LIKE most readers, I have had my run-ins with energy companies. One especially pushy door to door salesperson once tried to forcefully convince me that I needed to sign up to his firm because I had just moved into a new home. Fortunately, I wasn’t naïve enough to succumb to his lies but many others were fooled; the unpleasant practice of sending cold-callers to knock on people’s doors has fortunately now been ditched by most of the industry. More recently, I was forced to part company with one supplier after the member of staff who showed up unannounced at my house turned out to be as rude as he was incompetent.
We’ve all been there at one point or another. Like many large consumer-facing UK companies, energy firms’ customer service remains woeful. It’s a nightmare trying to get through to helplines; and most of us know of people who have been harassed for bills that were in fact incurred by previous owners or tenants and wrongly sent nasty letters threatening bailiffs.
But while firms urgently need to get their act together on all of these issues, it is important to dispassionately analyse what is driving up energy prices and not to allow irritation at this widespread corporate stupidity to cloud our judgment. British Gas’s price hike yesterday was primarily caused by forces out of its own control – forces that politicians, not businesses, are directly responsible for.
The biggest issue is that the coalition and the previous Labour government have embraced decarbonisation and loaded the cost of green energy as well as elements of social policy onto consumers. Instead of coming out of general taxation, these are now passed on as higher bills. It’s a neat trick: the consumer blames the energy company, not the politicians; and political parties can claim to keep the official tax burden low even though they have introduced stealth, off balance sheet levies on an unsuspecting public.
Taking an average dual energy bill, policy and regulation costs will increase from 8 per cent (£75) of the total bill in 2007 to 22 per cent (or £329) by 2020, a massive 338 per cent rise. The cost of updating the network infrastructure to allow it to function with lower carbon and more distributed generation technologies will add an extra £114 per bill by 2020 – a 124 per cent increase on 2007. The cost of rolling out of smart meters will boost supplier costs by about £24 .
Examining the policy and regulation costs in more detail, the price of supporting low carbon technologies will increase from £12 in 2007 to £82 on each and every bill by 2020. The cost of carbon will jump by £45; spending incurred for improving energy efficiency will add £88 to the average bill by 2020 (up from £17 in 2007).
Most people remain supportive of green policies – but that is because they have never been told what the real costs are, and that it is the poor and those who spend the greatest share of their incomes on energy that are being hit hardest. These figures certainly show that appeasing middle class consciences comes at great cost.
Given that the coalition seems unwilling to change any of this, what else can be done? Well, if you don’t like your energy company, change supplier.

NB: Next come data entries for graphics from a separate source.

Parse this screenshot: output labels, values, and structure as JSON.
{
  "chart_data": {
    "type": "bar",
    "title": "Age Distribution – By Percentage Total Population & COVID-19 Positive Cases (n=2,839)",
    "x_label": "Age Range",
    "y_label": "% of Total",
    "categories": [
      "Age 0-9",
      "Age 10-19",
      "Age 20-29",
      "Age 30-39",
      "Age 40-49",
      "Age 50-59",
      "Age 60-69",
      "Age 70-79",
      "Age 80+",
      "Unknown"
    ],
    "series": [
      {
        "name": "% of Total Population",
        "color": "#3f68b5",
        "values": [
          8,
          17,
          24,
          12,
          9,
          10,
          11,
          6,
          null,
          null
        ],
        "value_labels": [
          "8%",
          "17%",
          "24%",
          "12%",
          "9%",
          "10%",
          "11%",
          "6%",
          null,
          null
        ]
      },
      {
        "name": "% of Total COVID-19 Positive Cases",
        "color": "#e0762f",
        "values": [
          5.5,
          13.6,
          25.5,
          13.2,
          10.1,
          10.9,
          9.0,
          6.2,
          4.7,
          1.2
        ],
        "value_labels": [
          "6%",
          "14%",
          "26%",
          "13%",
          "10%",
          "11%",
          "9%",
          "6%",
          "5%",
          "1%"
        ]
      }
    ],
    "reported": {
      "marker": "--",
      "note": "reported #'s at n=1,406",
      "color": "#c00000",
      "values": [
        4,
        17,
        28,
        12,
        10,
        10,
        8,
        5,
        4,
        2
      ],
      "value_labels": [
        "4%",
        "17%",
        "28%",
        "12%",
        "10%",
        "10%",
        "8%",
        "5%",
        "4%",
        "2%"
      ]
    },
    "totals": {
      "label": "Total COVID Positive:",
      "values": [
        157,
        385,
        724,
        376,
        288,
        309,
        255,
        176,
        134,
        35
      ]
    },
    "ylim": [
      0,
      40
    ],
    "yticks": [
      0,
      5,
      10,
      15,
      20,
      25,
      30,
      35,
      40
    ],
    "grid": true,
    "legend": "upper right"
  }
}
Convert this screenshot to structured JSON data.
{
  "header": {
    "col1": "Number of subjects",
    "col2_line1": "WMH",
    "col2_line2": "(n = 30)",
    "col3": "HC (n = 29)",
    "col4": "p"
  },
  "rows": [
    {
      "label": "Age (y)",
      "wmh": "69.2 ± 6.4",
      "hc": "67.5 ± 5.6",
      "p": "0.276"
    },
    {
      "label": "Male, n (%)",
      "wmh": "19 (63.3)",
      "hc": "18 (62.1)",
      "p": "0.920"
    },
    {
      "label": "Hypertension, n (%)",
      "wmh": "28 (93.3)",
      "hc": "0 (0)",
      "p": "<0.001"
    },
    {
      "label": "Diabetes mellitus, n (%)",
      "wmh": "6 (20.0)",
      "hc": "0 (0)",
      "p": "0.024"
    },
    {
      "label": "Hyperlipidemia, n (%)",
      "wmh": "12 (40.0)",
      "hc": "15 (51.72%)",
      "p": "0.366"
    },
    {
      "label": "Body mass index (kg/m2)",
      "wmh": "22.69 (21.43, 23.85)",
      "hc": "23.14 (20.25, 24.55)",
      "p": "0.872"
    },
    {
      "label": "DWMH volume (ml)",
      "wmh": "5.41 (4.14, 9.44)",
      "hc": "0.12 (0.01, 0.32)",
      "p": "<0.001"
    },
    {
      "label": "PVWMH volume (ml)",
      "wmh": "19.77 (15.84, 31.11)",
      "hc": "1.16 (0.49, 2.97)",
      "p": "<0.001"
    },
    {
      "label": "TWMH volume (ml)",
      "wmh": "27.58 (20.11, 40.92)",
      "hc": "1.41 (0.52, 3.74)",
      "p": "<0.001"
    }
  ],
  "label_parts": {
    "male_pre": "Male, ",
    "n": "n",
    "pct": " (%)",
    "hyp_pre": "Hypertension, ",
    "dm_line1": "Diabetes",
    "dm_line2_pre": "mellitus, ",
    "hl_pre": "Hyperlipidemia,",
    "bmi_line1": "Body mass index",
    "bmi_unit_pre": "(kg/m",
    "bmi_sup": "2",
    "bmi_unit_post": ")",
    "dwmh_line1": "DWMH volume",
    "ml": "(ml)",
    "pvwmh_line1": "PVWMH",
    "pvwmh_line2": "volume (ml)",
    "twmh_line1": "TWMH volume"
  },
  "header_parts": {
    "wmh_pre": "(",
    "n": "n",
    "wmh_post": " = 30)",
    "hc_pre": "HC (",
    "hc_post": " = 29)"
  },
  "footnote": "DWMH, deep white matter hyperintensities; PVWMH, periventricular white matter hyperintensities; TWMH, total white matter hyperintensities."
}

Not enough people vote with their feet. This isn’t a panacea because the green levies are hitting the whole industry. But some companies are more efficient than others – and the industry’s administrative and operating costs could fall further if companies faced greater competition and an increased chance of losing customers. Prices could thus go up less quickly, while still maintaining the current levels of profit margins of around 5 per cent that are vital to incentivise investors. The government also needs to make it easier for new entrants to enter the market.
Ultimately, however, unless green policy also changes, prices will keep on going up – and up, and up.